CAPE TOWN - In sport, as in all other aspects of life, everyone deserves a second chance.
Allister Coetzee got his second chance to coach the Springboks and right the wrongs of 2016 when he survived axing last December. Certain Bok players got a whole year filled with second, third and seventh chances after a string of lacklustre performances in the Springbok jersey. And then you also get those people in other fields who have been as incompetent in their second tenure as they were in their first, yet they’re still there. I guess that’s just the way things are.
But when you look at Cheslin Kolbe well, there’s a guy who never even got a chance to begin with. No rugby fan needs a picture-like description of what Kolbe can do with a rugby ball. He showed his talent and skill in the Cape. And that talent and skill also showed what a pity it is that he hasn’t been granted a Bok chance.

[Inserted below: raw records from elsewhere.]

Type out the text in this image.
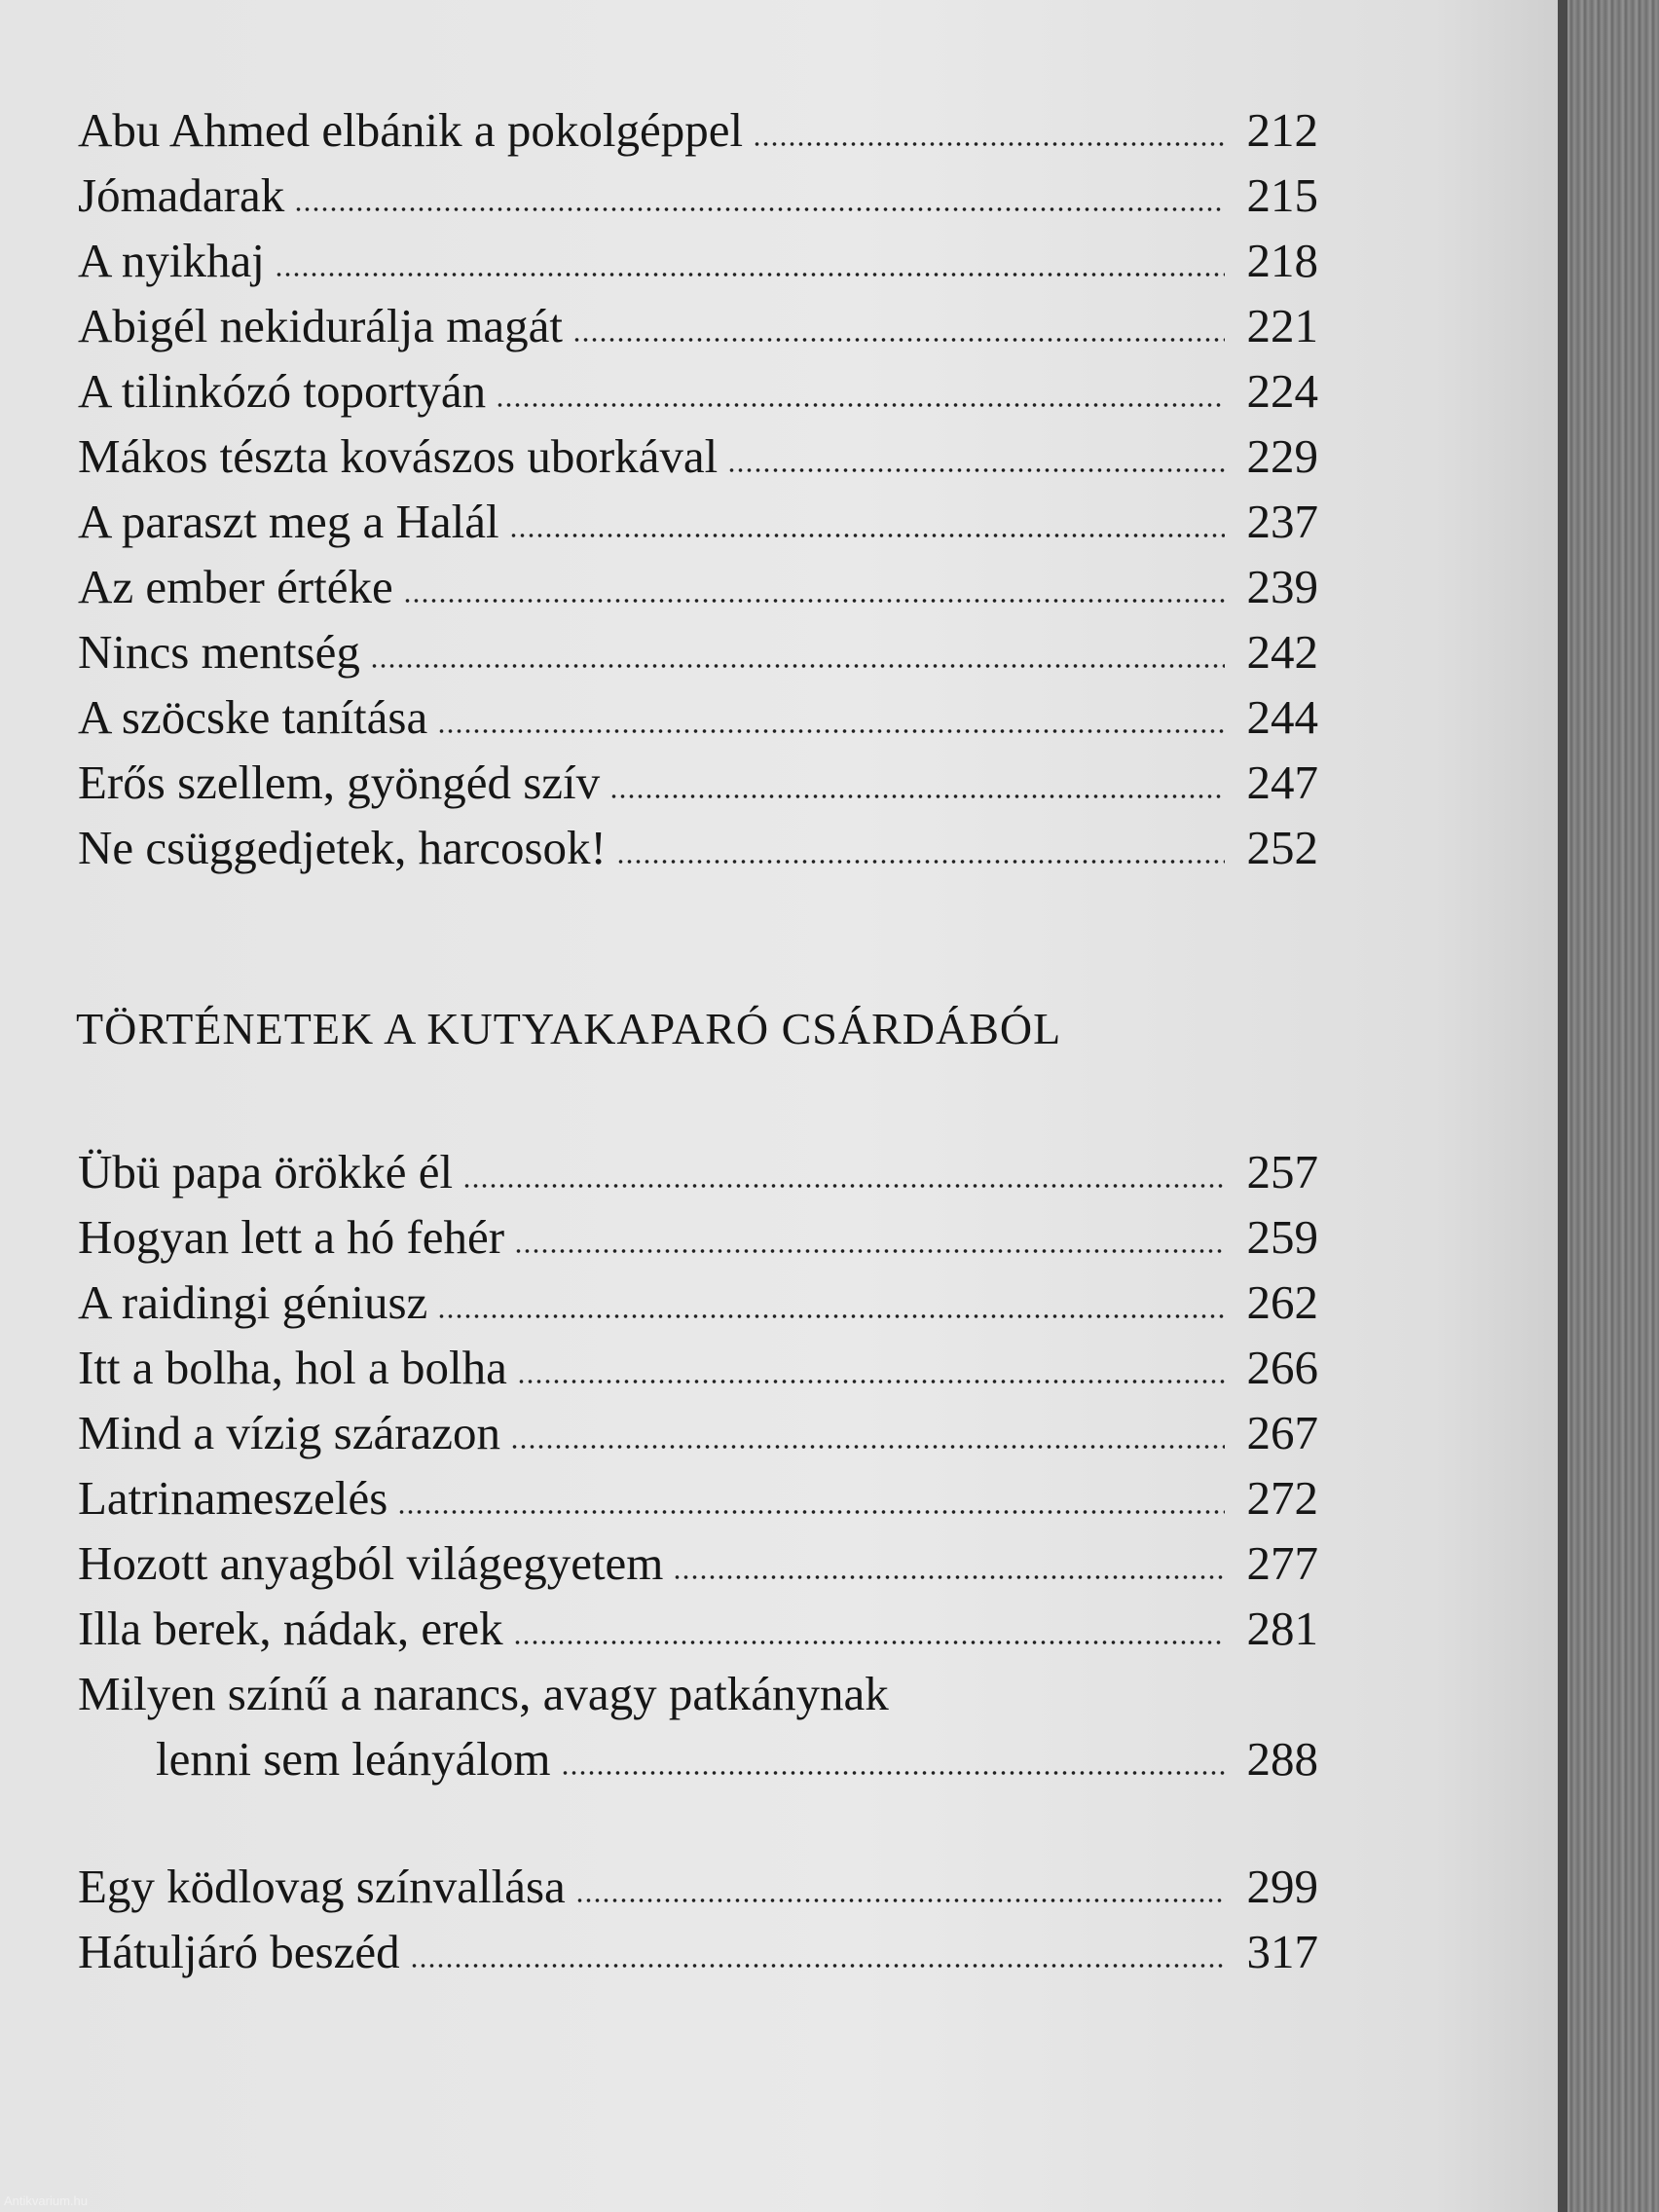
Abu Ahmed elbánik a pokolgéppel	212
Jómadarak	215
A nyikhaj	218
Abigél nekidurálja magát	221
A tilinkózó toportyán	224
Mákos tészta kovászos uborkával	229
A paraszt meg a Halál	237
Az ember értéke	239
Nincs mentség	242
A szöcske tanítása	244
Erős szellem, gyöngéd szív	247
Ne csüggedjetek, harcosok!	252
TÖRTÉNETEK A KUTYAKAPARÓ CSÁRDÁBÓL
Übü papa örökké él	257
Hogyan lett a hó fehér	259
A raidingi géniusz	262
Itt a bolha, hol a bolha	266
Mind a vízig szárazon	267
Latrinameszelés	272
Hozott anyagból világegyetem	277
Illa berek, nádak, erek	281
Milyen színű a narancs, avagy patkánynak
lenni sem leányálom	288
Egy ködlovag színvallása	299
Hátuljáró beszéd	317
Antikvarium.hu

And when he joined French side Toulouse in August this year, Kolbe immediately made an impact. That try-line radar was evident immediately, and he stepped his way into local hearts almost instantly. He was a fan favourite at Newlands, and he’s already one over there as well.
South African rugby’s fascination with size has led to their detriment many times, but the absence of Kolbe on South African fields is perhaps the realest reminder of just how ridiculous that obsession is. And he is versatile too, which makes his wasted talent in SA even worse.

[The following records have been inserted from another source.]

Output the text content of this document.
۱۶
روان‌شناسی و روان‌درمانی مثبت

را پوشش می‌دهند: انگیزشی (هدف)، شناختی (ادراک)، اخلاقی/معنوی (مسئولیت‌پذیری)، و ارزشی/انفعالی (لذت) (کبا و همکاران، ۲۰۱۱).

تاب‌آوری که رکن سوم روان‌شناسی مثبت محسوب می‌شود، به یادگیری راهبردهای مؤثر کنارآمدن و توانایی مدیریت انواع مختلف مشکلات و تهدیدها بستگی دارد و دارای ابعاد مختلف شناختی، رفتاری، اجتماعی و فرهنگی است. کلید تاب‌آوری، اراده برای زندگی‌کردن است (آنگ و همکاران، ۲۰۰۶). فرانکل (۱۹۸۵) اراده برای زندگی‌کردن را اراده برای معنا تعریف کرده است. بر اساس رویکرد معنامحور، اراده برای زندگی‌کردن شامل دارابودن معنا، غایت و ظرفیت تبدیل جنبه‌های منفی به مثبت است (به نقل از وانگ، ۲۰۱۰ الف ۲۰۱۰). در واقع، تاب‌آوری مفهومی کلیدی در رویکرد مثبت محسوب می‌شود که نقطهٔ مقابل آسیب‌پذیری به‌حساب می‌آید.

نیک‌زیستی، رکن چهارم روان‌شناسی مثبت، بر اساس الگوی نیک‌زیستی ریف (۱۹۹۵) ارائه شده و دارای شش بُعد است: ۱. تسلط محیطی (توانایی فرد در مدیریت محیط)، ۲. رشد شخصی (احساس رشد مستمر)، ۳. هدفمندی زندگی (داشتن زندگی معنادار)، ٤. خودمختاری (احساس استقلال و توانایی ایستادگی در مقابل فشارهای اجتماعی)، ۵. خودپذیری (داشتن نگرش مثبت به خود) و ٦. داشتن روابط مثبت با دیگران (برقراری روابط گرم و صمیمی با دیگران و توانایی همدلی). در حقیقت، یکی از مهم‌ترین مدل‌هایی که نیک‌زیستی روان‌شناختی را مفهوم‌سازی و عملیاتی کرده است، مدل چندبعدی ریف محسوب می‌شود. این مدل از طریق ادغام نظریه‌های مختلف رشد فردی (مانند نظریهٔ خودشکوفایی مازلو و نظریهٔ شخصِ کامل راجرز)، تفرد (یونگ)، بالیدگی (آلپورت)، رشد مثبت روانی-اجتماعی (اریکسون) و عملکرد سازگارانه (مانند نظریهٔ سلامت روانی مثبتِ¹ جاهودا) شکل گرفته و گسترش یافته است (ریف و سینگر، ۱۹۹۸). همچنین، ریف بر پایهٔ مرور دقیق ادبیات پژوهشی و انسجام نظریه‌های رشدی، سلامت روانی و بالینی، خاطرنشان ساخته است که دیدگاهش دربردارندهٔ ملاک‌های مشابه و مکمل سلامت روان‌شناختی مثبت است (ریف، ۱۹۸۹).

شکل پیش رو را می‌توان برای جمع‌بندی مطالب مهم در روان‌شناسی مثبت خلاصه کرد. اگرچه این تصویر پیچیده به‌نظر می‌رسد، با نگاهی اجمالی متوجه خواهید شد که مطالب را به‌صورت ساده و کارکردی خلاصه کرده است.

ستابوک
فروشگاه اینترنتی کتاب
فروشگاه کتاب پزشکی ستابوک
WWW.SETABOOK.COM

Primarily used as a certain type of fullback under Coetzee, Kolbe spent more time on the wing under Robbie Fleck at the Stormers. And he’s produced brilliant outings with either number on his back.
And again, just think back to the Boks’ campaigns under Coetzee. He experimented with almost every possible option at No 15 - from Willie le Roux to Johan Goosen, from Pat Lambie to Jesse Kriel and eventually Andries Coetzee. Everyone got a chance. Everyone but Kolbe.

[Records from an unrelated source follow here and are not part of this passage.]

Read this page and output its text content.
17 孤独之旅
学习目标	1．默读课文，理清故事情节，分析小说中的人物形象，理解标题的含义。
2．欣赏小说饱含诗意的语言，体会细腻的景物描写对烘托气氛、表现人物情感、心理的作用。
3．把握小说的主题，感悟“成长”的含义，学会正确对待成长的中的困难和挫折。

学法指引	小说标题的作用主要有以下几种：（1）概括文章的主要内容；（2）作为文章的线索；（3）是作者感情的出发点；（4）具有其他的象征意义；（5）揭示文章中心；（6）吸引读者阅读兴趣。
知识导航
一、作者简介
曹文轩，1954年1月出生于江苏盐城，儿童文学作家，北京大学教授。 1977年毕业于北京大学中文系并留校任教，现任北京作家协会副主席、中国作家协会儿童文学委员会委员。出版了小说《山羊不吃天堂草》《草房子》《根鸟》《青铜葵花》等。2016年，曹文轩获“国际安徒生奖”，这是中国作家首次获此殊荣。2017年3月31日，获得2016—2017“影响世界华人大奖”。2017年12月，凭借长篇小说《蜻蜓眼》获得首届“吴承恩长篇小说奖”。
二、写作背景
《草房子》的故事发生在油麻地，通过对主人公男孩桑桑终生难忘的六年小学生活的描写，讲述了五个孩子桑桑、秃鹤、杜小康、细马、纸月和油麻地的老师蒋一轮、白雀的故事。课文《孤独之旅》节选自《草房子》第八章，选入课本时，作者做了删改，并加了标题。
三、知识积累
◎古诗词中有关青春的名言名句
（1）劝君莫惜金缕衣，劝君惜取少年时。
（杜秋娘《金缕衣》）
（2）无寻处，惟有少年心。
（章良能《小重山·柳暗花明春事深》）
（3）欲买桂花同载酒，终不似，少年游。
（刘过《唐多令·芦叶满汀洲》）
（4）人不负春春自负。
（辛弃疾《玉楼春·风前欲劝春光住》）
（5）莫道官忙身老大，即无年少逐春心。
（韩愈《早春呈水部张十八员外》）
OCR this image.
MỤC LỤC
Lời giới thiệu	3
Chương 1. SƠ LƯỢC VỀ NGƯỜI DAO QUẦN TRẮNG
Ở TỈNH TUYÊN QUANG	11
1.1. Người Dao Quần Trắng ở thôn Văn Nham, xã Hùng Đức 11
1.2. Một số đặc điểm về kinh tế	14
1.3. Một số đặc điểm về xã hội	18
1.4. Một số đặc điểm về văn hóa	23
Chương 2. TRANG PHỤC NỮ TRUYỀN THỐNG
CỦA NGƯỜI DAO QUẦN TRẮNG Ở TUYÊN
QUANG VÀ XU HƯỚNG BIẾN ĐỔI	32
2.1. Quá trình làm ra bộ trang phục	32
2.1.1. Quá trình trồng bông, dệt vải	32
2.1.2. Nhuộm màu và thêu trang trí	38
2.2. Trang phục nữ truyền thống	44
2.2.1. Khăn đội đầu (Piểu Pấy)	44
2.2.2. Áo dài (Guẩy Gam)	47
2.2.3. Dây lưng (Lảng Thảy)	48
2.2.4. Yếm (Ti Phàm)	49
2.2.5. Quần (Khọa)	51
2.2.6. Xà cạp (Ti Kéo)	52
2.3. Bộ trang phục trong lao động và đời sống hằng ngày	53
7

Rewind to last season, when Kolbe was named in the Bok squad for the end-of-year tour opener against the Barbarians and didn’t even make the matchday 23. Now if a player like that doesn’t even get a shot in a match against the Baa-Baas (one that ended in a shocking draw), then I don’t blame Kolbe for feeling enough is enough and looking for pastures where size doesn’t determine worth. What’s done is done. And hopefully, in future, the eye of the Bok opens its mind to Kolbe’s worth.
He’s shining in Europe, and he fully deserves it. And if his performances abroad don’t serve as the ultimate wake-up call to SA rugby, then I don’t know what will.